RFR: 8233549: Thread interrupted state must only be accessed when not in a safepoint-safe state

Tue Nov 12 04:52:42 UTC 2019

webrev: http://cr.openjdk.java.net/~dholmes/8233549/webrev/
bug: https://bugs.openjdk.java.net/browse/JDK-8233549

In JDK-8229516 I moved the interrupted state of a thread from the 
osThread in the VM to the java.lang.Thread instance. In doing that I 
overlooked a critical aspect, which is that to access the field of a 
Java object the JavaThread must not be in a safepoint-safe state** - 
otherwise the oop, and anything referenced there from could be relocated 
by the GC whilst the JavaThread is accessing it. This manifested in a 
number of tests using JVM TI Agent threads and JVM TI RawMonitors 
because the JavaThread's were marked _thread_blocked and hence 
safepoint-safe, and we read a non-zero value for the interrupted field 
even though we had never been interrupted.

This problem existed in all the code that checks for interruption when 
"waiting":

- Parker::park (the code underpinning 
java.util.concurrent.LockSupport.park())

To fix this code I simply deleted a late check of the interrupted field. 
The check was not needed because if an interrupt has occurred then we 
will find the ParkEvent in a signalled state.

- ObjectMonitor::wait

Here the late check of the interrupted state is essential as we reset 
the ParkEvent after an earlier check of the interrupted state. But the 
fix was simply achieved by moving the check slightly earlier before we 
use ThreadBlockInVm to become _thread_blocked.

- RawMonitor::wait

This fix was much more involved. The RawMonitor code directly 
transitions the JavaThread from _thread_in_Native to _thread_blocked. 
This is safe from a safepoint perspective because they are equivalent 
safepoint-safe states. To allow access to the interrupted field I have 
to transition from native to _thread_in_vm, and that has to be done by 
proper thread-state transitions to ensure correct access to the oop and 
its fields. Having done that I can then use ThreadBlockInVM for the 
transitions to blocked. However, as the old code noted it can't use 
proper thread-state transitions as this will lead to deadlocks with the 
VMThread that can also use RawMonitors when executing various event 
callbacks. To deal with that we have to note that the real constraint is 
that the JavaThread cannot block at a safepoint whilst it holds the 
RawMonitor. Hence the fix was push all the interrupt checking code and 
the thread-state transitions to the lowest level of RawMonitorWait, 
around the final park() call, after we have enqueued the waiter and 
released the monitor. That avoids any deadlock possibility.
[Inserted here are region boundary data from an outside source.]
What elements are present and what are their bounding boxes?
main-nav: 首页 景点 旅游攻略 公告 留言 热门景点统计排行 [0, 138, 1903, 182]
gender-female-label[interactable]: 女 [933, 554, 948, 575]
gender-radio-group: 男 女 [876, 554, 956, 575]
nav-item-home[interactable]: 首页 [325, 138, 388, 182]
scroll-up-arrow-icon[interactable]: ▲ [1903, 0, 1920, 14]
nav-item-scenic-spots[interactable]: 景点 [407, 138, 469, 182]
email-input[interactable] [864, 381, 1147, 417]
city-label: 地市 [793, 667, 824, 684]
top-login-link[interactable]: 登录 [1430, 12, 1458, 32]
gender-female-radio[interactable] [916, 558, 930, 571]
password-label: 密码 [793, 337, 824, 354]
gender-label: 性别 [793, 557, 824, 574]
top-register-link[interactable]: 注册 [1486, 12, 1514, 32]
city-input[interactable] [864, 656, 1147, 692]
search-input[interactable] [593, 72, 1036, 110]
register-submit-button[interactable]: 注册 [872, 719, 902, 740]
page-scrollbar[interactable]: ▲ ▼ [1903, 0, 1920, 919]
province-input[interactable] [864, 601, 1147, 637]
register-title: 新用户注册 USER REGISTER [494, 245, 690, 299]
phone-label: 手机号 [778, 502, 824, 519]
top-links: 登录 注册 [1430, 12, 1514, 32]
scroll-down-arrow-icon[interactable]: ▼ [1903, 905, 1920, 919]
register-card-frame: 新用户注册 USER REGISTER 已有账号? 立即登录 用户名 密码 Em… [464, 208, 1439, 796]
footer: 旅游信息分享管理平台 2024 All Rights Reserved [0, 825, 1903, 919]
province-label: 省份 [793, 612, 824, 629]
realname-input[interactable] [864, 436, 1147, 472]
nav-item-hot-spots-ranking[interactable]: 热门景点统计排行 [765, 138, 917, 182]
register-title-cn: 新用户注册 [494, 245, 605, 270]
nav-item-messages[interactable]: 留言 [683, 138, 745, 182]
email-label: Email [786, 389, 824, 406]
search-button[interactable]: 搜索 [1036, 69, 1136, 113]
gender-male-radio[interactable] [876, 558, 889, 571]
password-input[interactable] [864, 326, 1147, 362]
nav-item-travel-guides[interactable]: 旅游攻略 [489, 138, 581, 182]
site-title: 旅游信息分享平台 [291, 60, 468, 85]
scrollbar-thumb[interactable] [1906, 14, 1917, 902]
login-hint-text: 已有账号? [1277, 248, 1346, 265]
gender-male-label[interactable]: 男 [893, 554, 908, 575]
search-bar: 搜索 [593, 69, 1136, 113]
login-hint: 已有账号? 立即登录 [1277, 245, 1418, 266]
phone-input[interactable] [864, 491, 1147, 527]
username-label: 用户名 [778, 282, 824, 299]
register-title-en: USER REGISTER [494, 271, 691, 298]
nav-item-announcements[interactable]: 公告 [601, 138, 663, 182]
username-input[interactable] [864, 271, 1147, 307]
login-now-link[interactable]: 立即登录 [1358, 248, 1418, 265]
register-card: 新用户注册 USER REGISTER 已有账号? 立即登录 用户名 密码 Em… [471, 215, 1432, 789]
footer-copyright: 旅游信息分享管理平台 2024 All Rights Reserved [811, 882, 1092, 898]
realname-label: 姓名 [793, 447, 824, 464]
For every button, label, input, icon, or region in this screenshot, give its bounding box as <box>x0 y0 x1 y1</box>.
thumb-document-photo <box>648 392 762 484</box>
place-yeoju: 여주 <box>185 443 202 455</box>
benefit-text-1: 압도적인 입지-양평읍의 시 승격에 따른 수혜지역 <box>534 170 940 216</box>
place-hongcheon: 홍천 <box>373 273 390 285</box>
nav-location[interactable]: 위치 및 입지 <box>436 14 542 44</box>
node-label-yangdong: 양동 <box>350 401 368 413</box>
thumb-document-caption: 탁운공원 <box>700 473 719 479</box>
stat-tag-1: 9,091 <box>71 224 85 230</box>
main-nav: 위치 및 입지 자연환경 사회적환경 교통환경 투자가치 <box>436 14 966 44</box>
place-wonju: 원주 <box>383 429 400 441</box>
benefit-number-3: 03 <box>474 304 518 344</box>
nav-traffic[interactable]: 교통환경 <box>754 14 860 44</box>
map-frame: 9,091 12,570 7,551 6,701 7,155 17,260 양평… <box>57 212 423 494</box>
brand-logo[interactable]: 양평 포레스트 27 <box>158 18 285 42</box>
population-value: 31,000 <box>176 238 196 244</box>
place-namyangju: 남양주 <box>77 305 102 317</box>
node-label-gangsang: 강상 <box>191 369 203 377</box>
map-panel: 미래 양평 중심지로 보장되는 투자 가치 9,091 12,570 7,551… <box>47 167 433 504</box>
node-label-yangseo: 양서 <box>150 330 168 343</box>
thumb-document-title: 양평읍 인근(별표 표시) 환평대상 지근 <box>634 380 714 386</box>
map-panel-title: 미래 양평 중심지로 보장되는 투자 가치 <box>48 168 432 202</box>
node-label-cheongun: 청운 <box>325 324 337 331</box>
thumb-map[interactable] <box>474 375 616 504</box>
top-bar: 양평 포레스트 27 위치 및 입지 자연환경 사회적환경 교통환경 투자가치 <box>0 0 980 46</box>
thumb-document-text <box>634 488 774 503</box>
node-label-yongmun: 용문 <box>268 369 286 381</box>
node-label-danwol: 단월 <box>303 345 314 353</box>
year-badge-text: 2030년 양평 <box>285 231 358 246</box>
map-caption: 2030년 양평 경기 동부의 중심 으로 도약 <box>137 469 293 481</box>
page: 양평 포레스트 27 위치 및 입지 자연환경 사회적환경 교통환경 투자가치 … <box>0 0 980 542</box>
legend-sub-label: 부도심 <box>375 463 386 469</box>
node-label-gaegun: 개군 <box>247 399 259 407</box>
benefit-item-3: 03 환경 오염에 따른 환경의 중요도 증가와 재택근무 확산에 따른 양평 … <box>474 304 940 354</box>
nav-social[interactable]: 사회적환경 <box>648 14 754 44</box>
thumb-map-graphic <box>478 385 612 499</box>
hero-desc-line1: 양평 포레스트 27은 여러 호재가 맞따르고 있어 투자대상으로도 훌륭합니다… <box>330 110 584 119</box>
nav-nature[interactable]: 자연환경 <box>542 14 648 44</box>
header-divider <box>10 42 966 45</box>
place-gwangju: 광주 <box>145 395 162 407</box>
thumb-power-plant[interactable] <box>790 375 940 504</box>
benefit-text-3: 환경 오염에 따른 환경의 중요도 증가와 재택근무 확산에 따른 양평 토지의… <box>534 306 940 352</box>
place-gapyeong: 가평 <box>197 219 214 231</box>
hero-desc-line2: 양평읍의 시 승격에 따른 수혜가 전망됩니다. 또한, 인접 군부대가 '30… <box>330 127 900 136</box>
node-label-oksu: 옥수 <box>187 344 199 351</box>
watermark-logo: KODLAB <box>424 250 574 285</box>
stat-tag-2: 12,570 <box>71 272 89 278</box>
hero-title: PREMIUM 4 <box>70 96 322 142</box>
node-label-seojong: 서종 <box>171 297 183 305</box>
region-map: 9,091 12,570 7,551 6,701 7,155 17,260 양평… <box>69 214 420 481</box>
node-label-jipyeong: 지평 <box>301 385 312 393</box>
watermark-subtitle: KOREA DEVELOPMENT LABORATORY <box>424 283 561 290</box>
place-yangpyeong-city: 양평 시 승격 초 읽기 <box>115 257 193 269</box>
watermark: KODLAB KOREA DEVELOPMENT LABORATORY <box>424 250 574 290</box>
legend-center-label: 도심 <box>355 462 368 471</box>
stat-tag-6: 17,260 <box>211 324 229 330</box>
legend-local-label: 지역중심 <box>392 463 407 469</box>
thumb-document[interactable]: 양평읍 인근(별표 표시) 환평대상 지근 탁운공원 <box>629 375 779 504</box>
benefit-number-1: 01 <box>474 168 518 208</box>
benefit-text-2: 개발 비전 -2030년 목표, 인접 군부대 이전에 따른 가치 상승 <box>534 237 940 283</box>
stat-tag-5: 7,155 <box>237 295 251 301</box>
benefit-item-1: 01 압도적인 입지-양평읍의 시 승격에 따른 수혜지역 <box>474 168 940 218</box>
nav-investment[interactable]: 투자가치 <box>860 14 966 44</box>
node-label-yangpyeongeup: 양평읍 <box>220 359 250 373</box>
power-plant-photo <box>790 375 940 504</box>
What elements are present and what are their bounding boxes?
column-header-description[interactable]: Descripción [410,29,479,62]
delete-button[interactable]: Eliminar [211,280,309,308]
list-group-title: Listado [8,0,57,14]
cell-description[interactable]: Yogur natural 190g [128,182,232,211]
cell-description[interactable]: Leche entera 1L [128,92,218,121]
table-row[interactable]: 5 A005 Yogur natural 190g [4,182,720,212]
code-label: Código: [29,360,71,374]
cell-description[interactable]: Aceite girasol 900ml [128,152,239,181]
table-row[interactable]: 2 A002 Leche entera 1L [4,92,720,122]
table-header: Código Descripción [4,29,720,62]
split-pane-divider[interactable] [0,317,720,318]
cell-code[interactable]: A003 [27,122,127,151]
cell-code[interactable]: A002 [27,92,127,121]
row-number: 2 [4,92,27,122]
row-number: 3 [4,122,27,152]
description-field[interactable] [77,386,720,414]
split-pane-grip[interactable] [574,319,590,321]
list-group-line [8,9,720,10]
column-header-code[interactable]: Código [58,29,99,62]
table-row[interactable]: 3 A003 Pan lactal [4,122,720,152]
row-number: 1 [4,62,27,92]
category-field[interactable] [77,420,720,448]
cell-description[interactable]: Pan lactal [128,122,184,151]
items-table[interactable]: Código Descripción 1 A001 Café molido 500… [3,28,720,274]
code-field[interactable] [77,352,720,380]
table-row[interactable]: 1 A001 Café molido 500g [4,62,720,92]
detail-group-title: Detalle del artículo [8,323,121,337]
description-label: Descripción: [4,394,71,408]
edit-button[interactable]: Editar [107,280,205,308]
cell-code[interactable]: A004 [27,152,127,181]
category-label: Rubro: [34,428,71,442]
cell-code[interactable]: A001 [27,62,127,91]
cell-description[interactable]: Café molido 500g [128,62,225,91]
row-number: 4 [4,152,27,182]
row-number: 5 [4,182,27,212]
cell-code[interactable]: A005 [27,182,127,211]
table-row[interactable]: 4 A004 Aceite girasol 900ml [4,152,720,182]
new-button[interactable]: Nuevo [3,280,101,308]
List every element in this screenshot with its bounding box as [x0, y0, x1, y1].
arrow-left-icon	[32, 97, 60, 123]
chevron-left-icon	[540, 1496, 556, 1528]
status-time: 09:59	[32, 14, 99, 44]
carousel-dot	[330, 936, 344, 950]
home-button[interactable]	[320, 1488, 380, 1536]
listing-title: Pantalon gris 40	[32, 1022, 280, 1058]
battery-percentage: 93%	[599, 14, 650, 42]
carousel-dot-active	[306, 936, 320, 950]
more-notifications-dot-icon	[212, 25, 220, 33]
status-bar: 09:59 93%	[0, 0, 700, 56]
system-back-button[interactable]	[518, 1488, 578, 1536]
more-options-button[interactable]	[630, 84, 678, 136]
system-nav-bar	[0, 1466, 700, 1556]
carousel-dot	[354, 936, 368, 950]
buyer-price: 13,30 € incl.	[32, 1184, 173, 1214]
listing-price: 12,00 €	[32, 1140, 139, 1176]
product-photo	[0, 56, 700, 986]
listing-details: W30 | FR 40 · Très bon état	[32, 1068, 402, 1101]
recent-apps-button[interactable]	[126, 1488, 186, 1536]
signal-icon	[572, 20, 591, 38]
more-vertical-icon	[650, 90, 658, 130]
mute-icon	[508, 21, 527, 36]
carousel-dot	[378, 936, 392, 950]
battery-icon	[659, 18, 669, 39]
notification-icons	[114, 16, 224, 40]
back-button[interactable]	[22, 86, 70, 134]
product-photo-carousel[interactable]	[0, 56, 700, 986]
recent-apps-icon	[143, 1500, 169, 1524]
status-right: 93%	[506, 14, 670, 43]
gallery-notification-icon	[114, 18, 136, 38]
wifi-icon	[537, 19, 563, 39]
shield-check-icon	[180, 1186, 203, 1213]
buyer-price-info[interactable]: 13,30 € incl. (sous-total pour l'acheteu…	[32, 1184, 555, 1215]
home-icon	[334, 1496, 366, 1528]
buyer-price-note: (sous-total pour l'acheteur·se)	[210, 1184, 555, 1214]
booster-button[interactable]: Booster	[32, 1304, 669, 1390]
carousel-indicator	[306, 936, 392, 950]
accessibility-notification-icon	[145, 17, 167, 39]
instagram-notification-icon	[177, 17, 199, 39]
I also added checks to is_interrupted/interrupted to ensure they are 
only called by a thread in a suitable state. This should only be the 
VMThread (as a consequence of the Thread.stop implementation occurring 
at a safepoint and issuing a JavaThread::interrupt() call to unblock the 
target); or a JavaThread that is not _thread_in_native or _thread_blocked.

Testing: (still finalizing)
  - tiers 1 - 6 (Oracle platforms)
  - Local Linux testing
   - vmTestbase/nsk/monitoring/
   - vmTestbase/nsk/jdwp
   - vmTestbase/nsk/jdb/
   - vmTestbase/nsk/jdi/
   - vmTestbase/nsk/jvmti/
   - serviceability/jvmti/
   - serviceability/jdwp
   - JDK: java/lang/management
          com/sun/management

** Note that this applies to all accesses we make via code in 
javaClasses.*. For this particular code I thought about adding a guard 
in JavaThread::threadObj() but it turns out when we generate a crash 
report we access the Thread's name() field and that can happen when in 
any state, so we'd always trigger a secondary assertion failure during 
error reporting if we did that. Note that accessing name() can still 
easily lead to secondary assertions failures as I discovered when trying 
to debug this and print the thread name out - I would see an is_instance 
assertion fail checking that the Thread name() is an instance of 
java.lang.String!

Thanks,
David
-----